The deputy attorney general of the U.S. said Tuesday that the government is working on a “comprehensive strategy” around cryptocurrencies.
Rod Rosenstein spoke at the Financial Services Roundtable’s spring conference this week and, during a question-and-answer session, he was asked about his views on cryptocurrency and cybercrime. Amid his remarks, he referred to a new cybercrime task force unveiled last week by the Justice Department that will develop a strategy around crimes involving the tech.
“A lot of these schemes involve bitcoin and other cryptocurrencies which do not flow through the traditional financial system,” he remarked. “What we’re working on now with our cybercrime task force is a working on a comprehensive strategy to deal with that.”
The task force features representatives from a range of law enforcement agencies, including the FBI, the U.S. Marshals Service and the Drug Enforcement Agency, among others.

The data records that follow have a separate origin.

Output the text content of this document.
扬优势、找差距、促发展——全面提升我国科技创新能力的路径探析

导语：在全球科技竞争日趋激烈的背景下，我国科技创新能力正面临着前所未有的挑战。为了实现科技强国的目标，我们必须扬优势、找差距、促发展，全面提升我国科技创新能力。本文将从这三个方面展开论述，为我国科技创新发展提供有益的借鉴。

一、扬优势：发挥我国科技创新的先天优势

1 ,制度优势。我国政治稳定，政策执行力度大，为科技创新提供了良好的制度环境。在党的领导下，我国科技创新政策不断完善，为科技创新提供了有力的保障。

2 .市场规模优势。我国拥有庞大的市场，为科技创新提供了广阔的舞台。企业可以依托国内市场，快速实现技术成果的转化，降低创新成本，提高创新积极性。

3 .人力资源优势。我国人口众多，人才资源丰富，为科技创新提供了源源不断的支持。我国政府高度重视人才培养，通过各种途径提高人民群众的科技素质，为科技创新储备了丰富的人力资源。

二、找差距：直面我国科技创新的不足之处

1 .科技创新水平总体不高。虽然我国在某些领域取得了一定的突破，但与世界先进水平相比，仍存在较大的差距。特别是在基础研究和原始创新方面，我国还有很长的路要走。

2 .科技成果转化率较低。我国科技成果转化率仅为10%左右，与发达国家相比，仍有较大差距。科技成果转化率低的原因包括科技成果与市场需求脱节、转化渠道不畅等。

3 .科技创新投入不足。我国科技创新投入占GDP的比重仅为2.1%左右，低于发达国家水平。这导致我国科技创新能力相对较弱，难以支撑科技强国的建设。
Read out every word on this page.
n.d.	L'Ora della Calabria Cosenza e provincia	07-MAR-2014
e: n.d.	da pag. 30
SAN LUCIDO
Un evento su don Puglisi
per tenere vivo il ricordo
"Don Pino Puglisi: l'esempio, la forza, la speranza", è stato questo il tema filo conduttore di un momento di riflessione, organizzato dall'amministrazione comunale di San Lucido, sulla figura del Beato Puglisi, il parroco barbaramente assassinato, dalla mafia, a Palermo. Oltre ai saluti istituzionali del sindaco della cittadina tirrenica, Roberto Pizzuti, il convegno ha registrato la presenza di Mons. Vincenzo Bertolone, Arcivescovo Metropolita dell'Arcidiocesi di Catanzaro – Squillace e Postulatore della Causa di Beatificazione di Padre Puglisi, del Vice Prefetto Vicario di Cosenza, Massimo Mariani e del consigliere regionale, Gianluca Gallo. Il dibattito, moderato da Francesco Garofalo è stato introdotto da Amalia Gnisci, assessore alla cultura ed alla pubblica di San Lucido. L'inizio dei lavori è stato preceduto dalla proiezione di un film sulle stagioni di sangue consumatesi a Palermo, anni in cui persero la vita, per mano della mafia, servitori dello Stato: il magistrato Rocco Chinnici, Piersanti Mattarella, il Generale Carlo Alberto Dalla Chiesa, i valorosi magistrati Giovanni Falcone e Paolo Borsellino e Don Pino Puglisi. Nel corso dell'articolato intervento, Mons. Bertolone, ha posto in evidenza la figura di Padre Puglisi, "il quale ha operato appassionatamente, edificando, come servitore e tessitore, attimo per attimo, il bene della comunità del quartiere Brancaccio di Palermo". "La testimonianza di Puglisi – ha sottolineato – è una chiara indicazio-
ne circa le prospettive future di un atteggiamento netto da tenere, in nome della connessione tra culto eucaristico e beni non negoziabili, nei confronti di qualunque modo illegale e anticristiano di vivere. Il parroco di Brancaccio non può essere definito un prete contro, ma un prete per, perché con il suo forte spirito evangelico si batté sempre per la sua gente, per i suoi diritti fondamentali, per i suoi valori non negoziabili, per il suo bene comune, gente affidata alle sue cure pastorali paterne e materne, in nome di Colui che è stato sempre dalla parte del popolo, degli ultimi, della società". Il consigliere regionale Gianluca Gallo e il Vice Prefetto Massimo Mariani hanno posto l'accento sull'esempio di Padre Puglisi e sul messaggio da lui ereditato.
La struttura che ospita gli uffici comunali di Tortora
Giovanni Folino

Rosenstein also notably dispelled the idea that cryptocurrencies are fully anonymous – they are, rather, pseudonymous – and remarked that the laundering process leaves clues for federal investigators to follow to the source.
Rosenstein said at the event:
“We all know there are ways to trace criminal activity. Generally speaking, it’s not just about cyberactivity, there will be other ways that people will leave trails. Ultimately, even when dealing with cybercurrency, they’re going to want to convert, launder it into physical currency, and so there are ways to trace these operations.”
A key element of the Justice Department’s efforts, he said, is educating federal officials on how the technology works and the strategies for following such digital trails.
“One of the challenges we have in law enforcement is making sure our employees are fully skilled, so that’s one of our challenges, to make sure we have the agents and the prosecutors with the skills and the expertise,” he explained, going on to conclude:
“Because the criminals will always be one step ahead.”